Les réseaux sociaux sont friands de ce genre d’histoires, les gens aiment avoir des causes perdues à défendre bien gentiment derrière leur écran. Parfois, ils sont même les premiers à permettre l’impensable, à réaliser des rêves. Comme celui de Laure, de traverser l’Atlantique en solitaire, avant que le cancer ne l’emmène. Mais Facebook, Twitter et tous les autres, ce sont aussi le Mal incarné, un rassemblement de personnalités pathétiques bien planquées derrière leur clavier. Des personnes souvent insignifiantes à l’indignation facile, qui pensent se trouver un semblant d’importance sur internet. Sans parfois se rendre compte qu’elles peuvent détruire des vies.

Twitter je te hais

Solène Bakowski ne joue pas dans le pamphlétaire. Elle ne condamne pas. Elle expose seulement une réalité de tous les jours : la dérive des réseaux sociaux. Cet empire impalpable qui peut apporter le meilleur, le plus noble, mais aussi le pire, le plus dégueulasse. L’auteure a eu la très bonne idée d’utiliser à certains moments une mise en page particulière pour retranscrire des tweets. C’était tout simplement brillant, criant de réalisme. J’avais souvent le sourire aux lèvres sur ces passages, mais un sourire amer.

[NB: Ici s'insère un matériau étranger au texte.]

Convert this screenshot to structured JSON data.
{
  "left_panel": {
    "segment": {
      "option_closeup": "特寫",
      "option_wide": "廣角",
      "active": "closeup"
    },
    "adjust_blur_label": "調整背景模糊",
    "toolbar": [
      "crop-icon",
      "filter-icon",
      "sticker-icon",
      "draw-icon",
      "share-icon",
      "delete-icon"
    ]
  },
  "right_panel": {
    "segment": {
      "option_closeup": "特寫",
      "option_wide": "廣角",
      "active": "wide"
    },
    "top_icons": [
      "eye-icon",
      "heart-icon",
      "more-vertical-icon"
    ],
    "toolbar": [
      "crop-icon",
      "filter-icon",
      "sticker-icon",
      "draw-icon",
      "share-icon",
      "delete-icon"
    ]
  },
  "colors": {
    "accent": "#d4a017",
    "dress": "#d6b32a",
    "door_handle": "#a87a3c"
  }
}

Pendant ma lecture, j’ai eu des envies de meurtres. Envie d’écraser ces cloportes anonymes planqués derrière leur écran dont le seul but est de faire mal, de piquer, de blesser ou parfois juste d’emmerder le monde. Finalement, on en vient à se dire, comment on en est arrivé là ? Car le destin tragique de Laure, le hashtag #OnEmbarqueAvecLaure on pourrait très bien le voir apparaître demain sur les réseaux sociaux. Suivi d’autres bien plus destructeurs. Bien sûr Miracle est une fiction, un thriller psychologique, un roman noir (très noir) sans doute, mais il est d’une justesse glaçante. Jusqu’où ira-t-on ? Mais, on y est déjà, puisqu’aujourd’hui des gamins se foutent en l’air après des semaines et des mois de harcèlement virtuel…

Tu vas faire quoi, du coup ?

En bref

Miracle est un roman inclassable. Une histoire terrifiante qui soulève tant de questions et d’émotions : la peur de la maladie, de la mort, de la solitude, la honte, le regret, la dépression, la joie, l’espoir. Miracle c’est une plongée en Enfer, une descente aux abîmes de près de 400 pages dans ce que l’humain est capable de meilleur mais aussi de pire. De ce roman, on ne ressort clairement pas indemne, mais c’est une lecture d’une qualité rare qui prend aux tripes de la première à la dernière ligne. Le final inattendu et explosif a fini de me crucifier à mon canapé.

Je recommande ce roman au plus grand nombre. Pas seulement à ceux qui sont habitués aux thrillers et aux polars, mais aussi à ceux qui ne jurent que par la littérature blanche. Solène a le don de rassembler tous les lecteurs, dans le poétique, dans le juste et dans la noirceur sourde de notre monde actuel.